McCain developed the reputation of someone prepared to stand up to Trump. He cast the deciding vote that prevented Trump repealing Obama’s Affordable Care Act. But this was very much the exception: he voted in the Senate straight down the line for the Republican cause on 83 percent of occasions after Trump’s inauguration.
Given this track record, the effusive ruling class praise for McCain makes sense. He served them well.
But how to explain the tears shed by liberals and social democrats, who often opposed the US wars in Vietnam and Iraq and who would not normally be put out by the passing of a self-described “conservative Republican”?

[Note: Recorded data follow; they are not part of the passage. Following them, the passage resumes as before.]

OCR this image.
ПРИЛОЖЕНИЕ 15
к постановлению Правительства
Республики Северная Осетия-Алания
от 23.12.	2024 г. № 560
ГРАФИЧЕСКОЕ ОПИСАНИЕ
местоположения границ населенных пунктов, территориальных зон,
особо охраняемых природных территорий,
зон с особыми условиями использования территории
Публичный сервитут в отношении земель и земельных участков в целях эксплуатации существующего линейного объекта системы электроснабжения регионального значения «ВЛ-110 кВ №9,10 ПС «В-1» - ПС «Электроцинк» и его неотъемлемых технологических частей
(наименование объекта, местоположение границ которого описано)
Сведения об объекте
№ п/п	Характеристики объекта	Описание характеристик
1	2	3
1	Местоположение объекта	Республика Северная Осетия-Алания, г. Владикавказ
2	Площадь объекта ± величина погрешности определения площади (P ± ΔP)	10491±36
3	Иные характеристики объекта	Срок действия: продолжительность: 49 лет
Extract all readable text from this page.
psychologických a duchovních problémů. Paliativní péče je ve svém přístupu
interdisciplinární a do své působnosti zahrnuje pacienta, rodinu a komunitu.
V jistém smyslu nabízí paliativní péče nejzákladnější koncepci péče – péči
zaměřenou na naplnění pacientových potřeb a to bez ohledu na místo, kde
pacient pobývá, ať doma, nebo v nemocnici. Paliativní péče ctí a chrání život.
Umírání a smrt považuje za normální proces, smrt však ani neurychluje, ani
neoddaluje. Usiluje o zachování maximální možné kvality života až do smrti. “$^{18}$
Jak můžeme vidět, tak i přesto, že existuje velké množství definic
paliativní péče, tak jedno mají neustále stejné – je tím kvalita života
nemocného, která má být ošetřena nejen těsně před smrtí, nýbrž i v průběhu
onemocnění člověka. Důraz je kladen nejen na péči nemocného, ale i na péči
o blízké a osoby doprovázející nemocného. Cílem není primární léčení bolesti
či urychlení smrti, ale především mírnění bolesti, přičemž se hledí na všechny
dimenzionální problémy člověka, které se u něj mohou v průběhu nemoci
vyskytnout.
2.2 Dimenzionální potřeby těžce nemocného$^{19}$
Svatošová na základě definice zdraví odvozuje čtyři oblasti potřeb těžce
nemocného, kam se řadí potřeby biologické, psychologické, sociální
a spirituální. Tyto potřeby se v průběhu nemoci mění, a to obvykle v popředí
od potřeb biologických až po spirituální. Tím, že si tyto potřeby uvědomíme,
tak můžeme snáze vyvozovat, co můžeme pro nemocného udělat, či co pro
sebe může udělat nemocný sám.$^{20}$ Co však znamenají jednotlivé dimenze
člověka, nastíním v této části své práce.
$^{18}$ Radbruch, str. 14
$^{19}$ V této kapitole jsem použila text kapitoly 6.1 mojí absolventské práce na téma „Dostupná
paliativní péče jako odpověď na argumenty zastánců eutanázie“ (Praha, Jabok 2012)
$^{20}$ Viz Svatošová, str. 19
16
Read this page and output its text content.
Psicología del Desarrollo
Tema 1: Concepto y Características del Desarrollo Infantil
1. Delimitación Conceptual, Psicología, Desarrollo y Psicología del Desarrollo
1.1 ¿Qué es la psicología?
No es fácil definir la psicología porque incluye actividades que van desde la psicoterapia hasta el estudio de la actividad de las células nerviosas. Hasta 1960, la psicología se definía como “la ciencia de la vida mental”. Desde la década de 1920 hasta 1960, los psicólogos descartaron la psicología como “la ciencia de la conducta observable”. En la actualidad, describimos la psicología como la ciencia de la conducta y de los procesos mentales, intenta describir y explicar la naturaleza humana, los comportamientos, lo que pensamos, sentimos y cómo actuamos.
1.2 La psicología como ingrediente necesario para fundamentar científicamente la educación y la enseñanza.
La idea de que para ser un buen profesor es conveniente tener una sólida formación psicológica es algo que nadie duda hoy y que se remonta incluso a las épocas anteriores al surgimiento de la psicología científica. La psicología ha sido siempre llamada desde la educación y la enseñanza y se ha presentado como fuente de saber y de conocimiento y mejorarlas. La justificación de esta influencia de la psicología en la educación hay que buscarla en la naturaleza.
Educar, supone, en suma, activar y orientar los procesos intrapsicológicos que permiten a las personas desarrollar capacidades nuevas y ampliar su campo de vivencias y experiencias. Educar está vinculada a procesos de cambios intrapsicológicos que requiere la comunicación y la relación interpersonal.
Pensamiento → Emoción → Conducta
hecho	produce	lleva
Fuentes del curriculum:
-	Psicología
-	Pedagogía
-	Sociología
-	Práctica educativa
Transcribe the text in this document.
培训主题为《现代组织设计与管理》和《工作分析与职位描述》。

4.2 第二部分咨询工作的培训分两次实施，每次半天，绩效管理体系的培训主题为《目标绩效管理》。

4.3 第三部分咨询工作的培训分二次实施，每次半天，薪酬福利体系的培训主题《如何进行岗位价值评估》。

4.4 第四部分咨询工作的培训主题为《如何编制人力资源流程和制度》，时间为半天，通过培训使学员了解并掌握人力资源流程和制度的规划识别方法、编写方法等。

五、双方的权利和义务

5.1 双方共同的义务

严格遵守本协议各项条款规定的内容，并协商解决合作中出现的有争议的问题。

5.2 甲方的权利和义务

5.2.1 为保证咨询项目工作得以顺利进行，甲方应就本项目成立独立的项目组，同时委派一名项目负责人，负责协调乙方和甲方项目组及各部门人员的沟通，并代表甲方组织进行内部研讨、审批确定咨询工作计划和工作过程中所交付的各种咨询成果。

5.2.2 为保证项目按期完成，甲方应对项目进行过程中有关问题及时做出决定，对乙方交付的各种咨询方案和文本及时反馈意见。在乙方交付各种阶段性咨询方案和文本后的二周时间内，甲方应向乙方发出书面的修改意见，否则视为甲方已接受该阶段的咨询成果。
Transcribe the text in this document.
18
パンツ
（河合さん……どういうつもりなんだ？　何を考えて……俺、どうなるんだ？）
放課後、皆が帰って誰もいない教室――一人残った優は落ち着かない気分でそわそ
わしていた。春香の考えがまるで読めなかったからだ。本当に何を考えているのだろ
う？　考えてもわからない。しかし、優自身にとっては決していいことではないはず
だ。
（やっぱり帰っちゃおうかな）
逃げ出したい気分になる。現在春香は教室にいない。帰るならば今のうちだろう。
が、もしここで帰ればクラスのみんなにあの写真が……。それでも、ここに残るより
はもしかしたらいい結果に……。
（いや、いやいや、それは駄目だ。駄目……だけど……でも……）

This goes to one of the worst features of the current political conjuncture in the US, whereby anyone who even vaguely opposes Trump is lionised, no matter what their prior political career. Not just McCain, but George W. Bush, Henry Kissinger, every butcher who has criticised Trump, is now championed by American liberals, their past records carefully swept under the carpet.
Even if liberals criticise some specifics of US imperialism, they nonetheless hanker for the past era of US dominance which, they believe, is being brought to an end by Trump.
In particular, they charge Trump with jeopardising the vital interests of American imperialism due to his attacks on allies in Europe, North America and Asia. Hence their love affair with German chancellor Angela Merkel, Canadian prime minister Justin Trudeau and French president Emmanuel Macron. In this they are joined by the likes of McCain and Bush, who often attack Trump from the right – for being too soft on Russia and China.
No, McCain was no hero. That label belongs to the victims of the US aggression he championed. It applies to the millions of Vietnamese who had their country razed, their fellow countrymen and women killed in their millions and their children deformed by chemical weapons but who continued to fight rather than concede one inch of their land to the likes of McCain and the military-industrial complex he represented.